Reseñando Heartbreak library / Kimi ni love song wo - chohinsung / Stand up / Paradise Kiss / Sweet lies /


(PELICULA COREANA, 2008):



0/10

Recomendaban esta película coreana con las palabras 'muy romántica'. Y tras verla me he quedado sorprendidísima de que alguien pueda considerar a esta película como una historia romántica. Trágica quizás. Triste e intrigante sí. Pero ¿romántica? No. Lo único romántico en esta película son esas portadas que no vienen a cuento y donde yo me pregunto '¿quién es esa chica?'.

Os pongo en situación: Eun Soo es una bibliotecaria de carácter malhumorado pero buen corazón. Se siente increíblemente triste porque su novio la ha dejado sin darle ninguna explicación. Trabaja como bibliotecaria. Y es allí, en su lugar de trabajo, donde conoce a Jun Oh. Este chef se dedica a arrancar la página 198 de todos los libros que encuentra porque su novia ha desaparecido de su vida y según él le dejó con estas palabras 'en la página 198 está lo que siento por ti'. Y nuestra bibliotecaria al principio se enfada mucho con este vándalo deprimido. Pero después se vuelca de lleno en la búsqueda de la página 198, y en consecuencia, de la chica de Jun Oh.

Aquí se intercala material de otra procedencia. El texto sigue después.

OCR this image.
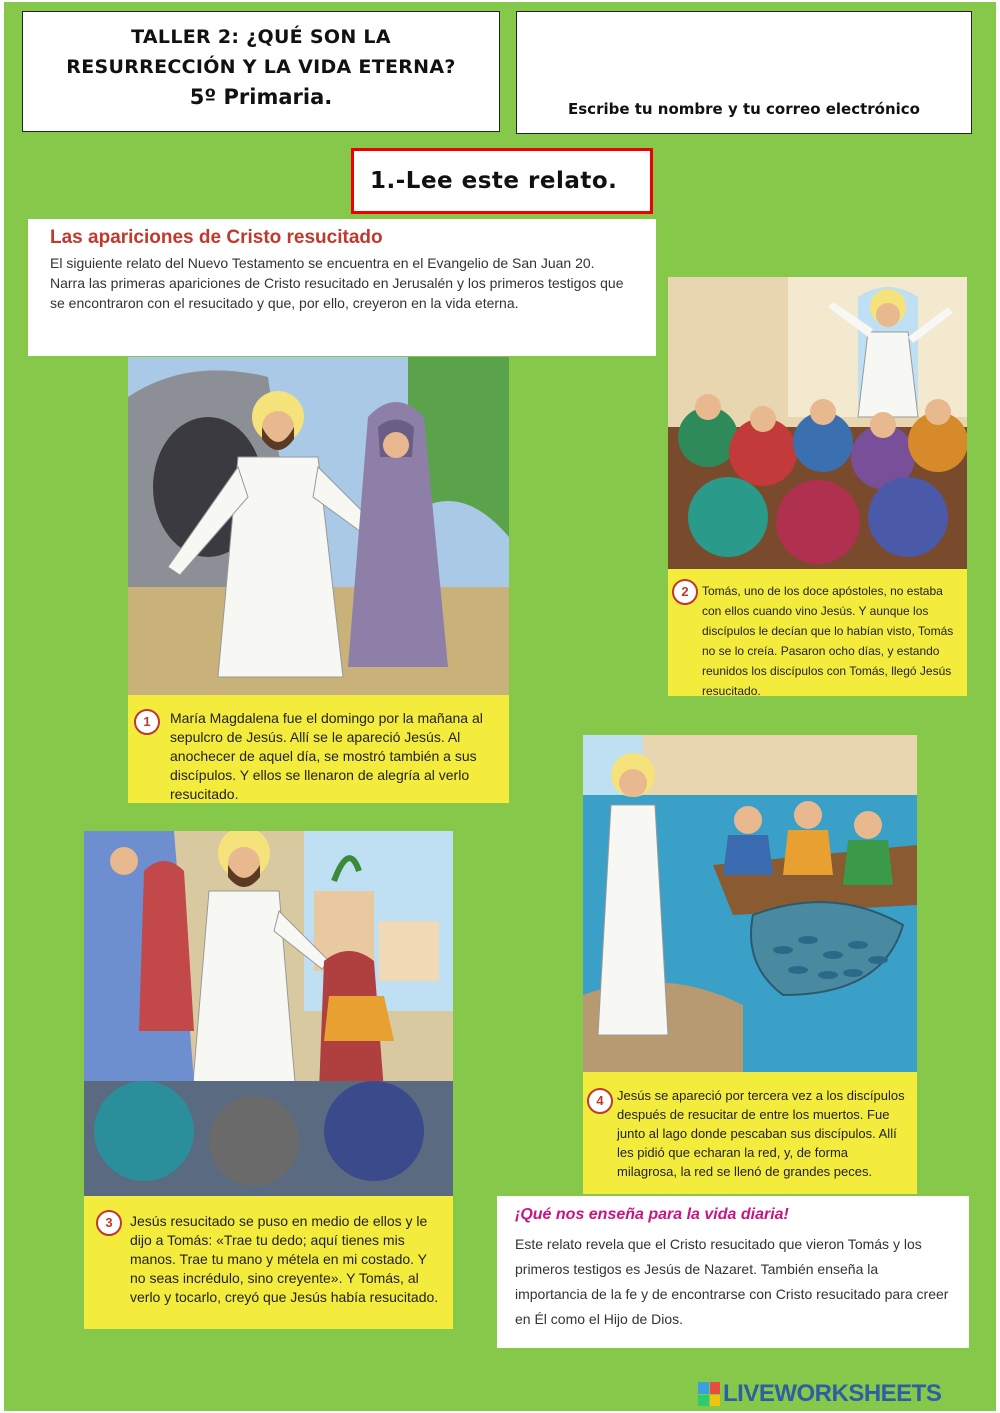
TALLER 2: ¿QUÉ SON LA
RESURRECCIÓN Y LA VIDA ETERNA?
5º Primaria.	Escribe tu nombre y tu correo electrónico
1.-Lee este relato.
Las apariciones de Cristo resucitado

El siguiente relato del Nuevo Testamento se encuentra en el Evangelio de San Juan 20.

Narra las primeras apariciones de Cristo resucitado en Jerusalén y los primeros testigos que se encontraron con el resucitado y que, por ello, creyeron en la vida eterna.

1	María Magdalena fue el domingo por la mañana al sepulcro de Jesús. Allí se le apareció Jesús. Al anochecer de aquel día, se mostró también a sus discípulos. Y ellos se llenaron de alegría al verlo resucitado.
2	Tomás, uno de los doce apóstoles, no estaba con ellos cuando vino Jesús. Y aunque los discípulos le decían que lo habían visto, Tomás no se lo creía. Pasaron ocho días, y estando reunidos los discípulos con Tomás, llegó Jesús resucitado.
3	Jesús resucitado se puso en medio de ellos y le dijo a Tomás: «Trae tu dedo; aquí tienes mis manos. Trae tu mano y métela en mi costado. Y no seas incrédulo, sino creyente». Y Tomás, al verlo y tocarlo, creyó que Jesús había resucitado.
4	Jesús se apareció por tercera vez a los discípulos después de resucitar de entre los muertos. Fue junto al lago donde pescaban sus discípulos. Allí les pidió que echaran la red, y, de forma milagrosa, la red se llenó de grandes peces.
¡Qué nos enseña para la vida diaria!

Este relato revela que el Cristo resucitado que vieron Tomás y los primeros testigos es Jesús de Nazaret. También enseña la importancia de la fe y de encontrarse con Cristo resucitado para creer en Él como el Hijo de Dios.

LIVEWORKSHEETS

Intriga, ¿verdad? Pues es un rollo. Es una película aburrida, soporífera, demasiado larga, y con poco contenido. Para todo lo que dura pasan demasiadas pocas cosas. Encima, cierto giro del final me dejó perpleja e hizo que el resto de la película no tuviera mucho sentido. La verdad es que fue una pérdida de tiempo. La trama es sosa y simplona, aunque al principio se las quiera dar de romántica y misteriosa. Y encima esa revelación final te hace sentir mucha pena por el chef arranca páginas pero también te hace cuestionarte cuánto de lo que el pobre infeliz ha dicho es cierto o no.
No me gustó nada esta película. Creo que es la película que menos me ha gustado de todas las asiáticas que he visto. Sentía que me dormía viéndola. La historia era muy, muy rara. Y no sentía que esta historia me aportara nada. Y como película de amor, que es como la recomendaban, no vale nada porque NO hay ninguna historia de amor en esta película.
Es la historia de dos personas rotas que tratan o de aceptar la pérdida de su amado o de huir de dicha verdad y del mundo entero. Obviamente, en esta historia no hay espacio para que estos dos seres rotos puedan volver a creer en el amor. Además, entre ellos no hay atracción o química alguna. Ni loca los vería juntos. No se ven ni se sienten como una pareja. Mejor si se quedan como amigos. El final es un poco abierto así que cada cual puede entender lo que quiera pero...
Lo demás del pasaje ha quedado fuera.